# Thread: A continous random variable...

1. ## Joint probability density function

Question
The joint probability density function of X and Y is given by

f(x,y) = $\displaystyle \begin{cases} exp[-(x+y)] & 0 \le x < \infty , 0 \le y < \infty \\ 0 & otherwise \end{cases}$

Compute E[X] and P[Y>2]

2. They are indep by inspection.
Both X and Y are exponential with mean 1.
So E(X)=1 and

$\displaystyle P(Y>2)=\int_2^{\infty}e^{-y}dy=e^{-2}$

3. ## I am stuck

Originally Posted by matheagle
They are indep by inspection.
Both X and Y are exponential with mean 1.
So E(X)=1 and

$\displaystyle P(Y>2)=\int_2^{\infty}e^{-y}dy=e^{-2}$

Here is what i have done

g(x) = $\displaystyle \int_{0}^{ \infty}$ f(x,y) dy
= $\displaystyle \int_{0}^{ \infty}$ exp[-(x+y)] = -$\displaystyle \int_{0}^{ \infty}$ exp(x+y) dy
= - $\displaystyle \int_{0}^{ \infty}$ $\displaystyle exp(x) \ . \ exp(y) dy$

= -exp(x) $\displaystyle \int_{0}^{ \infty}$ exp(y) dy = ?_________I am stuck here what is exp(y)....

4. INFINITY since you forgot the negative in the exponent.
DID you read my previous post?

5. ## I m stuck

Originally Posted by matheagle
INFINITY since you forgot the negative in the exponent.
DID you read my previous post?

I have read ur prev post, but what about the -ve sign ..........i have not forgotten about it but i feel i am missing something ............

6. I'll fix this, but there is to reason to do it this way...

$\displaystyle g(x) = e^{-x}\int_{0}^{ \infty}e^{-y}dy=e^{-x}$

you should know that the derivative and integral of $\displaystyle e^{-y}$ is $\displaystyle -e^{-y}$

7. ## Now i am again stuck

Originally Posted by matheagle
I'll fix this, but there is to reason to do it this way...

$\displaystyle g(x) = e^{-x}\int_{0}^{ \infty}e^{-y}dy=e^{-x}$

you should know that the derivative and integral of $\displaystyle e^{-y}$ is $\displaystyle -e^{-y}$
g(x) = $\displaystyle e^{-x}$ or $\displaystyle -e^x$.......which one is it?????

8. Originally Posted by zorro
g(x) = $\displaystyle e^{-x}$ or $\displaystyle -e^x$.......which one is it?????
Why are you confused?
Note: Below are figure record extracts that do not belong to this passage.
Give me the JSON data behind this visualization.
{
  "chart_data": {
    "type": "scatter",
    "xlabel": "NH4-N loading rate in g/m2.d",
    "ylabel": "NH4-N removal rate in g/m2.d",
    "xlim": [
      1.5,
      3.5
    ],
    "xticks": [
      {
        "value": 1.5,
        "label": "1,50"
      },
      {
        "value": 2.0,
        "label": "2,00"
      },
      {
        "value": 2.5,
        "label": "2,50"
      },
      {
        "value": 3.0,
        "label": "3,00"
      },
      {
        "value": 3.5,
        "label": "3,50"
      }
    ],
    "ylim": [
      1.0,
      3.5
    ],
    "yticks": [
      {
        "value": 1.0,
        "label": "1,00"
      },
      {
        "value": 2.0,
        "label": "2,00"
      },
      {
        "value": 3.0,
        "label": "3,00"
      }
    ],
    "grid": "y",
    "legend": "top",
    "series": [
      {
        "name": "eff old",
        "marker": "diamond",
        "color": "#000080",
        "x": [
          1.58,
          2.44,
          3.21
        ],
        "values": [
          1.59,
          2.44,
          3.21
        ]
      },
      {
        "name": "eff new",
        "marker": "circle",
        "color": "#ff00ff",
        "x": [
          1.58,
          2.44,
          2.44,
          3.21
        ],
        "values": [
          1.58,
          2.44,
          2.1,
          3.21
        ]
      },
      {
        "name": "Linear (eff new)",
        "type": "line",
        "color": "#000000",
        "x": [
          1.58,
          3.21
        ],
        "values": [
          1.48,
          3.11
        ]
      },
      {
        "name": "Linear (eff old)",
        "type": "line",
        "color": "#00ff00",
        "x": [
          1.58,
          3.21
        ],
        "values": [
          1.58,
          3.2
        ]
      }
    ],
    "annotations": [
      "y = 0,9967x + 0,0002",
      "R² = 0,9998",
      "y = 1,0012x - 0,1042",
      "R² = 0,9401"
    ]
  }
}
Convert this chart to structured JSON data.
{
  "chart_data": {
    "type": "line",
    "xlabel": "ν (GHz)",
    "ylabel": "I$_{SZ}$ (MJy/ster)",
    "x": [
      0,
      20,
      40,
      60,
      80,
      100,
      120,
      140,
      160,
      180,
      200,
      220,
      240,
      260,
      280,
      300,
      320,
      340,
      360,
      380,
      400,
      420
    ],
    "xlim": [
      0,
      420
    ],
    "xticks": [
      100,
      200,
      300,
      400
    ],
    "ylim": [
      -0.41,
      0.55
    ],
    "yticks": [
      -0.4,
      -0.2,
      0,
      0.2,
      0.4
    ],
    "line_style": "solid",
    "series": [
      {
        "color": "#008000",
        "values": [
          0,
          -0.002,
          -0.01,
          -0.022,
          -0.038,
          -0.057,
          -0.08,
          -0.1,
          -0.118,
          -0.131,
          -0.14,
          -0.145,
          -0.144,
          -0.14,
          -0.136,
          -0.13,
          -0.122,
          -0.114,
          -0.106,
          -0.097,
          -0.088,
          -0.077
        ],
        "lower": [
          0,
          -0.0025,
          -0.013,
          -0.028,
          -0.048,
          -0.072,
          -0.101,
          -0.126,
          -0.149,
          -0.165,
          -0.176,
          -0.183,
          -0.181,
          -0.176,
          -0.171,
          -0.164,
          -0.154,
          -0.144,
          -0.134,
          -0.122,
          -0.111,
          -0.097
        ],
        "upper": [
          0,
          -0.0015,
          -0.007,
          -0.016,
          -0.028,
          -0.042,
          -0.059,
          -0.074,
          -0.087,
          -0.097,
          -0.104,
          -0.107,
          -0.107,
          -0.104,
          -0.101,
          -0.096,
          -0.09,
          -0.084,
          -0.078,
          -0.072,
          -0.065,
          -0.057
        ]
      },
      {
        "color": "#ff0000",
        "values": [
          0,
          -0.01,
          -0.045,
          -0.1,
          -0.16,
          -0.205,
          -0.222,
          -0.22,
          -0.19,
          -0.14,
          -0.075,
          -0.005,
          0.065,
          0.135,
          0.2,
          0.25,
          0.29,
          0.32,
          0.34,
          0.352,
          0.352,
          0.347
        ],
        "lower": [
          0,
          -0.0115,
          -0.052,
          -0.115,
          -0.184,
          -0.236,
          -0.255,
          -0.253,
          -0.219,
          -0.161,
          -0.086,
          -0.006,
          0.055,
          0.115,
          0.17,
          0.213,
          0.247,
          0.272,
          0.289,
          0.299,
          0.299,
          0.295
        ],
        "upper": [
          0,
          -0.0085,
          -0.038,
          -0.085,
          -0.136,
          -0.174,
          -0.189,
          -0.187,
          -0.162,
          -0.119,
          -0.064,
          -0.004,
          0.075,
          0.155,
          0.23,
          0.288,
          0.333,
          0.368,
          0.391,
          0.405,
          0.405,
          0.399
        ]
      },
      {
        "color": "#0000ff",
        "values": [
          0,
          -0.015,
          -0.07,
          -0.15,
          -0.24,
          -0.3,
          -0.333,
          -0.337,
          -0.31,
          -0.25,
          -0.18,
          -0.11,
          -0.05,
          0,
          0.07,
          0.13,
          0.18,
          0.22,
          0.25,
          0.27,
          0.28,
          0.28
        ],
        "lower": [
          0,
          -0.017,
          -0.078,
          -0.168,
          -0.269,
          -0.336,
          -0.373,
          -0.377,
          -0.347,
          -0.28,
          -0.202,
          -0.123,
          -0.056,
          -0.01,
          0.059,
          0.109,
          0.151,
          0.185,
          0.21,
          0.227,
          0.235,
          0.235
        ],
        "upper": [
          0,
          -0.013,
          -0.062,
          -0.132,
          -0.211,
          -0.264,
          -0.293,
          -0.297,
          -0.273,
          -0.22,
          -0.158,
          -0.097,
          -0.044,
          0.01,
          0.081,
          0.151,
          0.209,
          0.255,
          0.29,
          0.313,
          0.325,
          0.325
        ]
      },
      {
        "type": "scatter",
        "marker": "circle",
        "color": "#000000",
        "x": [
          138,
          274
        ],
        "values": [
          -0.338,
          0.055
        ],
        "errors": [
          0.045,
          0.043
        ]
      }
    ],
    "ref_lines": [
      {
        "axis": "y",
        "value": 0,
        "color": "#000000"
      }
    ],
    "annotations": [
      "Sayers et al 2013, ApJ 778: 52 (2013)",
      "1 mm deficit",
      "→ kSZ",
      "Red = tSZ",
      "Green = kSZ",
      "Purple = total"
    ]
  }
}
Matheagle's post says clearly that $\displaystyle g(x) = e^{-x}$. You should be able to calculate $\displaystyle \int_{0}^{ \infty}e^{-y} \, dy = 1$ .... (Besides, a pdf cannot be negative and $\displaystyle -e^{x} < 0$ for all real values of x ....!!)

9. ## Thank u so much

Originally Posted by mr fantastic
Why are you confused? Matheagle's post says clearly that $\displaystyle g(x) = e^{-x}$. You should be able to calculate $\displaystyle \int_{0}^{ \infty}e^{-y} \, dy = 1$ .... (Besides, a pdf cannot be negative and $\displaystyle -e^{x} < 0$ for all real values of x ....!!)
Thanks u so much Mr fantastic and matheagle.........Zorro will never forget it .........Its because of u i am able to wave my sword in the air ....On gourd.......
cheers mate